Judge mix: Each judge covers a different blind spot.
| Judge | Good at | Bad at |
|---|---|---|
| Deterministic rules | Schema, tool calls, forbidden actions | Nuance and tone |
| LLM judge | Reasoning quality, relevance | Consistency without calibration |
| Human review | Edge cases, trust, ambiguity | Scale and speed |
I calibrate the LLM judge with a small set of human-labeled cases. If the judge can't agree with humans on 20 examples, it doesn't get to decide for 200.
Averages hide failures. I track slices and regressions by category.

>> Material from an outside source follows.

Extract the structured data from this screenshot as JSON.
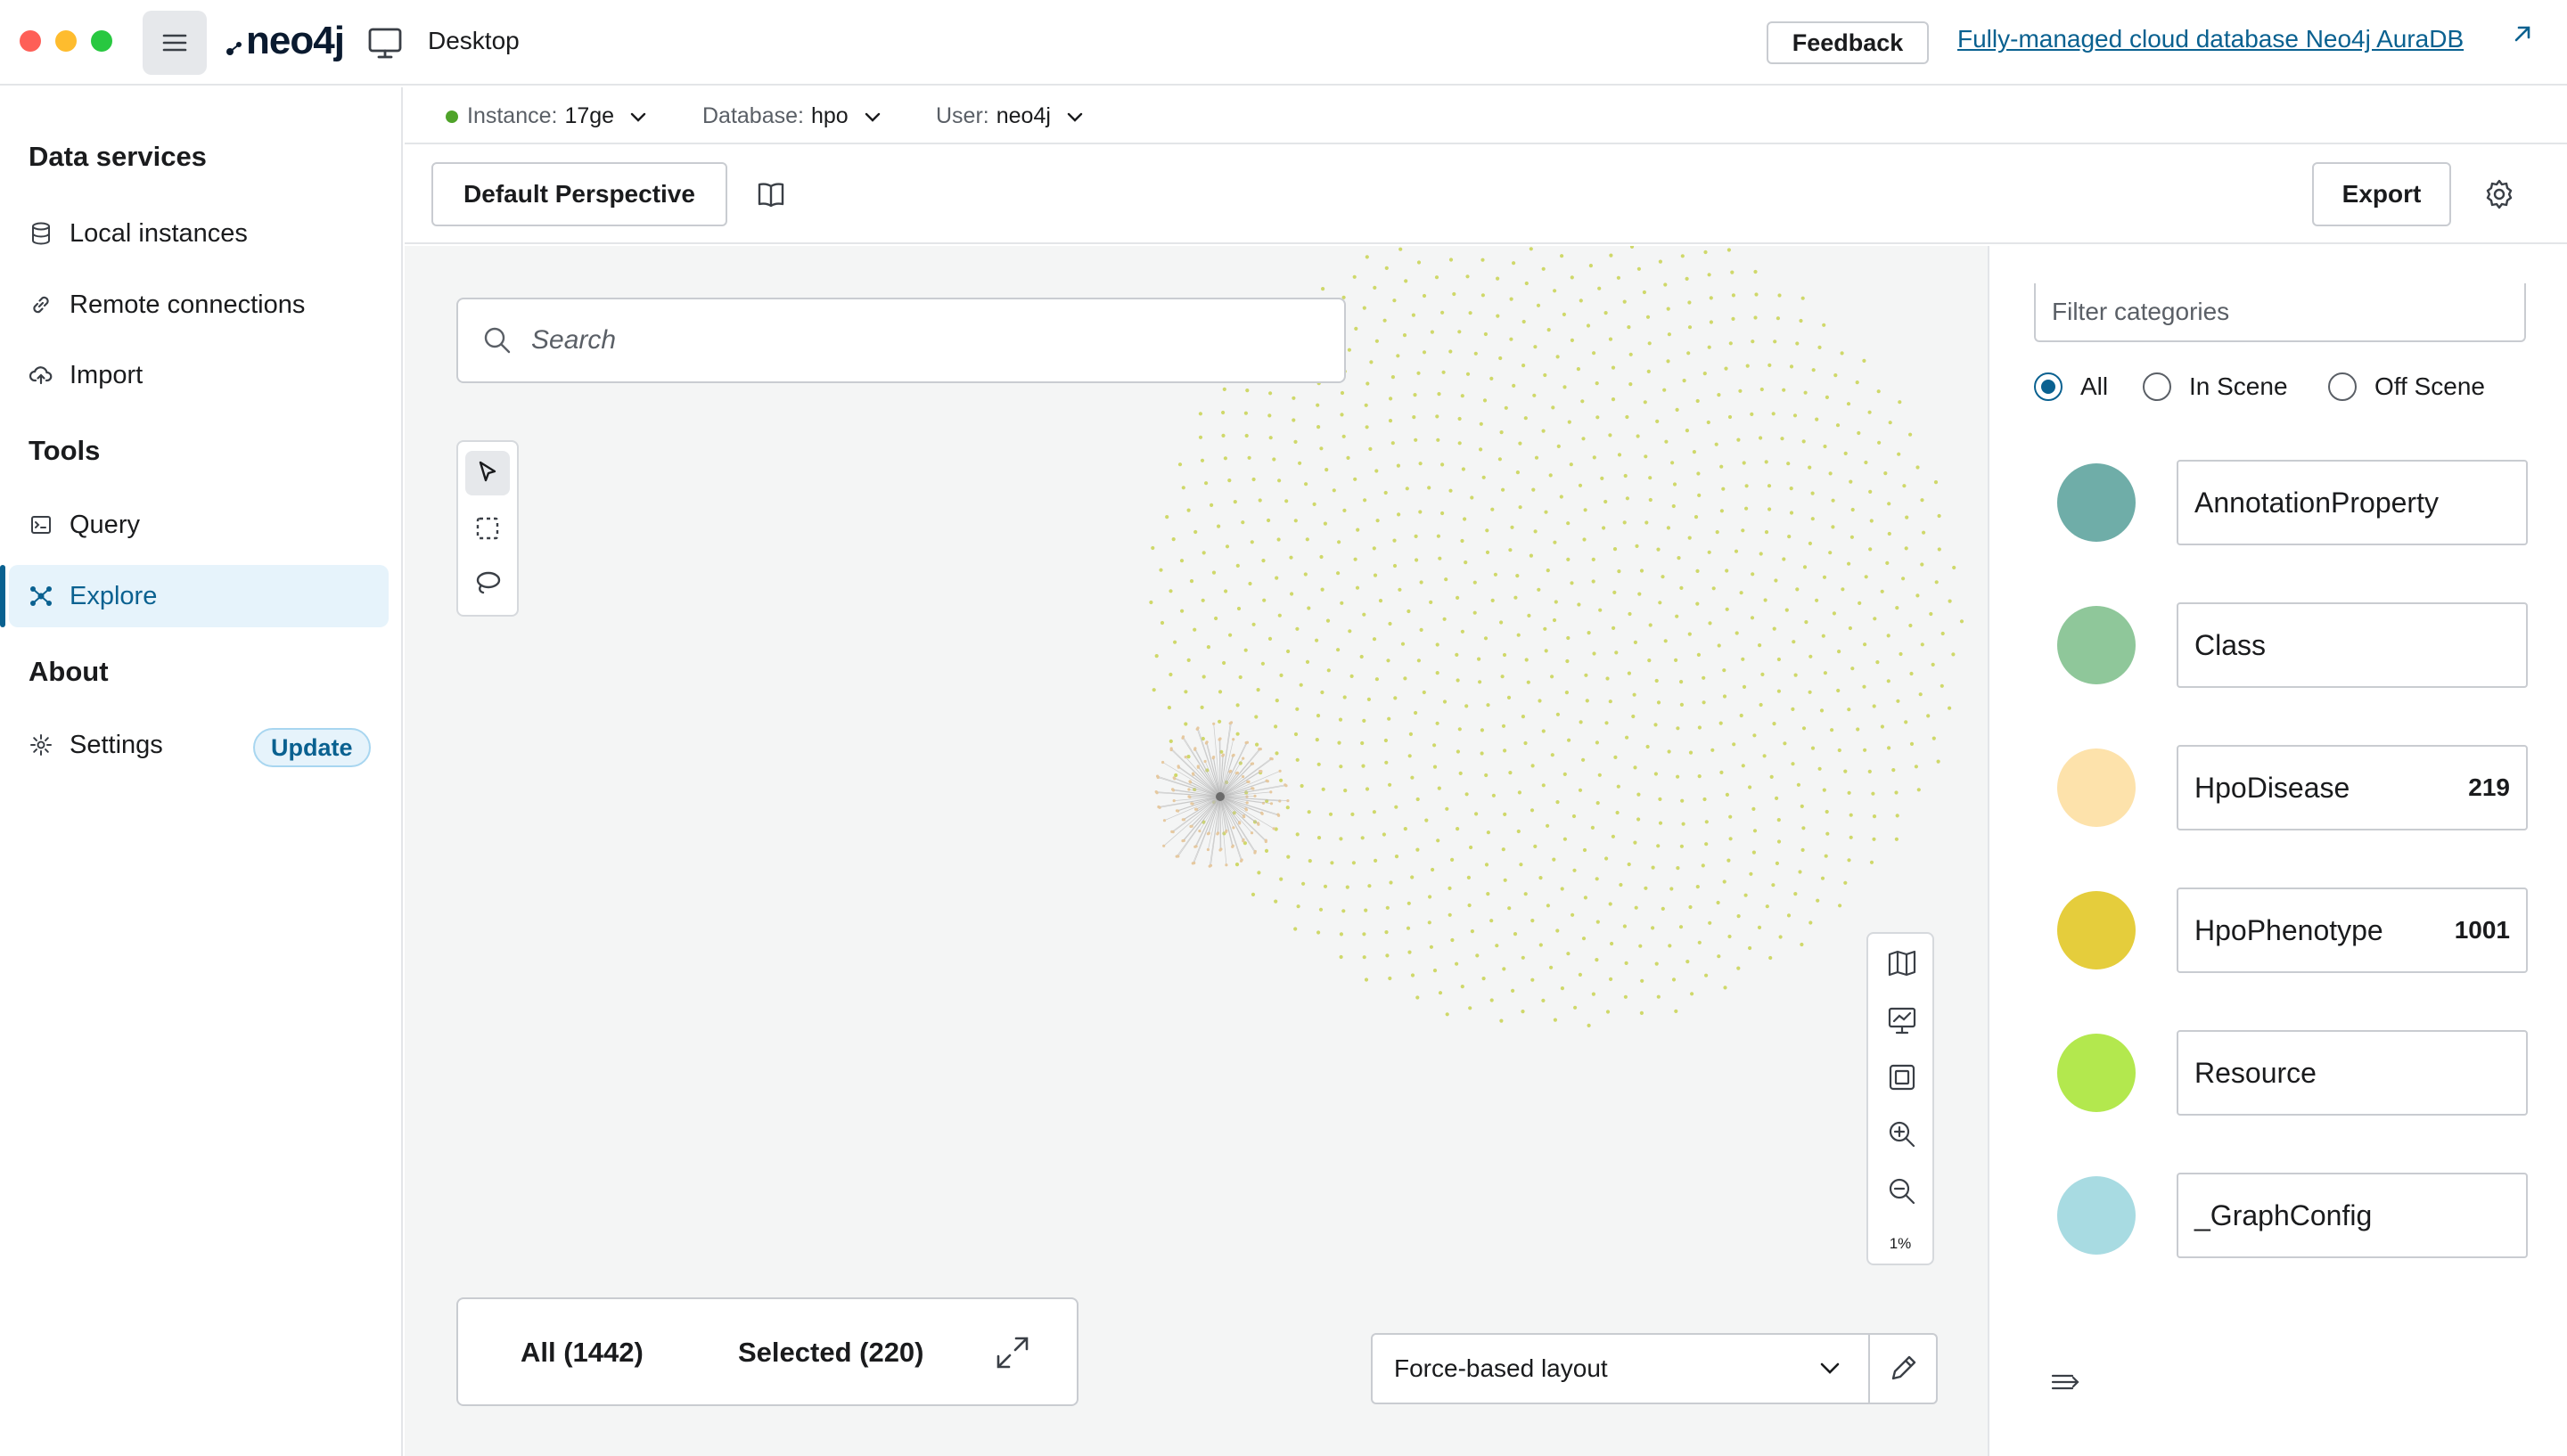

Regression scorecard: Compare current results to the last known good release.
| Slice | Baseline pass rate | Current pass rate | Delta |
|---|---|---|---|
| Tool routing | 92% | 86% | -6% |
| Safety constraints | 98% | 98% | 0% |
| Long-form reasoning | 90% | 88% | -2% |
| Latency budget | 95% | 79% | -16% |
If one slice drops, I don't ship. I wrote about this same observability mindset in observability for AI agents.
Why slices matter: A small drop in a high-risk slice (refunds, permissions, data access) is worse than a big drop in a low-risk slice (tone, style).
Full eval suites can be expensive. If it's too expensive, people skip it. So I tier them.
Tiers: Small for every commit, medium for PRs, full for releases.
Daily suite: 40 cases (fast, cheap)
PR suite: 120 cases (realistic)
Release suite: 300+ cases (full coverage)
This keeps costs predictable, which matters just as much as accuracy (see the cost problem in AI).
I also cache tool outputs and reuse them across runs. If the tool call is deterministic, the eval should be too.
Cheap evals are the only ones you will actually run every day.
A model without evals is just a demo with a deadline.